Structure and organization are integral components of an effective persuasive essay. No matter how intelligent the ideas, a paper lacking a strong introduction, well-organized body paragraphs and an insightful conclusion is not an effective paper.
Simply enough, the introductory paragraph introduces the argument of your paper. A well-constructed introductory paragraph immediately captures a reader’s interest and gives appropriate background information about the paper’s topic. Such a paragraph might include a brief summary of the ideas to be discussed in body of the paper as well as other information relevant to your paper’s argument. The most important function of the introductory paragraph, however, is to present a clear statement of the paper’s argument. This sentence is your paper’s thesis. Without a thesis, it is impossible for you to present an effective argument. The thesis sentence should reflect both the position that you will argue and the organizational pattern with which you will present and support your argument. A useful way to think about the construction of a thesis sentence is to view it in terms of stating both the “what” and the “how” of the paper’s argument. The “what” is simply the basic argument in your paper: what exactly are you arguing? The “how” is the strategy you will use to present this argument. The following are helpful questions for you to consider when formulating a thesis sentence:
- What is the argument that I am trying to convince the reader to accept?

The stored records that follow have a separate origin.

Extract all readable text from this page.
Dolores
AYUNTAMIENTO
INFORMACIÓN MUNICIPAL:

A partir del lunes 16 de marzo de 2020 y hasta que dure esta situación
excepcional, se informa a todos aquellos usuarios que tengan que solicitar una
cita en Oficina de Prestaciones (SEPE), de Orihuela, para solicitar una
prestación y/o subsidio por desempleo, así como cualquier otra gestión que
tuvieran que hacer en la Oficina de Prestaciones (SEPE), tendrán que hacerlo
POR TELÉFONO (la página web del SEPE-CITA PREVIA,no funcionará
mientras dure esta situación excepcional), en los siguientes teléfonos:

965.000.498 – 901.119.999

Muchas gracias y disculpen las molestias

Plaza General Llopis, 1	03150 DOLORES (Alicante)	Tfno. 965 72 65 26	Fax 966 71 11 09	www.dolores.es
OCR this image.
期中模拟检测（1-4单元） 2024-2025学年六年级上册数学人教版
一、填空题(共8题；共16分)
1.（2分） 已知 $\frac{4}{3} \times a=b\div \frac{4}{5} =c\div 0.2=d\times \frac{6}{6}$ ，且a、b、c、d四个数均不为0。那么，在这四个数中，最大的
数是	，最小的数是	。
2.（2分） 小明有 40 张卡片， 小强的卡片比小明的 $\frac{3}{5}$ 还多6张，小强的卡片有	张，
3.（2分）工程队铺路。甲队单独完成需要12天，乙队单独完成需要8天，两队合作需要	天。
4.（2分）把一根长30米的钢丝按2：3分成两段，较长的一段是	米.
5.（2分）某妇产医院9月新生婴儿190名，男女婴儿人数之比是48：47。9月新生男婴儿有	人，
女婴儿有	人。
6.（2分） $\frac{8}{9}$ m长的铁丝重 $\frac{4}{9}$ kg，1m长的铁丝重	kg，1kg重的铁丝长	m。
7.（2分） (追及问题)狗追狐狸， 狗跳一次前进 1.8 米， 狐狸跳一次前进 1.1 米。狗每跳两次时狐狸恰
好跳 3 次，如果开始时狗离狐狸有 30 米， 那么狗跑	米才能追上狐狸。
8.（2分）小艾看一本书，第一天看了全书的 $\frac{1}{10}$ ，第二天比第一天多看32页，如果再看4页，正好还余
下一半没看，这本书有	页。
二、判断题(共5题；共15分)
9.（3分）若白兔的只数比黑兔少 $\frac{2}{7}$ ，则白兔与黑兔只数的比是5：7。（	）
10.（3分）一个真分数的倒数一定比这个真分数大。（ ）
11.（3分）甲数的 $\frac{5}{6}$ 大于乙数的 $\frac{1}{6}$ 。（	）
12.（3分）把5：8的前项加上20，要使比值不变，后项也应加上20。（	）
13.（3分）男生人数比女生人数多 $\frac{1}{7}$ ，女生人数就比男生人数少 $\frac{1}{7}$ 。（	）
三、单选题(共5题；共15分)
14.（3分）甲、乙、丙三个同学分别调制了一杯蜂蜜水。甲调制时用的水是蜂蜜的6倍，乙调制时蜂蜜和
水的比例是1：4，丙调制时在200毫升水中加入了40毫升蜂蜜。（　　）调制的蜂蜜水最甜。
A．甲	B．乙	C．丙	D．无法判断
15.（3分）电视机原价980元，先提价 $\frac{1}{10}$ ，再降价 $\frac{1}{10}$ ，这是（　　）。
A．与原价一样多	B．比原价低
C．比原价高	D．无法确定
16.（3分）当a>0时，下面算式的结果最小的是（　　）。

- How exactly do I expect to convince the reader that this argument is sound?
Once you have answered these questions, the next step is to synthesize these answers into a single thesis sentence, or, if necessary, two thesis sentences.
For example: You want to convince your reader that the forces of industry did not shape American foreign policy from the late 19th century through 1914, and you plan to do this by showing that there were other factors which were much more influential in shaping American foreign policy. Both of these elements can be synthesized into a thesis sentence:
Fear of foreign influence in the Western hemisphere, national pride, and contemporary popular ideas concerning both expansion and foreign peoples had significantly more influence on American foreign policy than did the voices of industrialists.
This sentence shows the position you will argue and also sets up the organizational pattern of your paper's body.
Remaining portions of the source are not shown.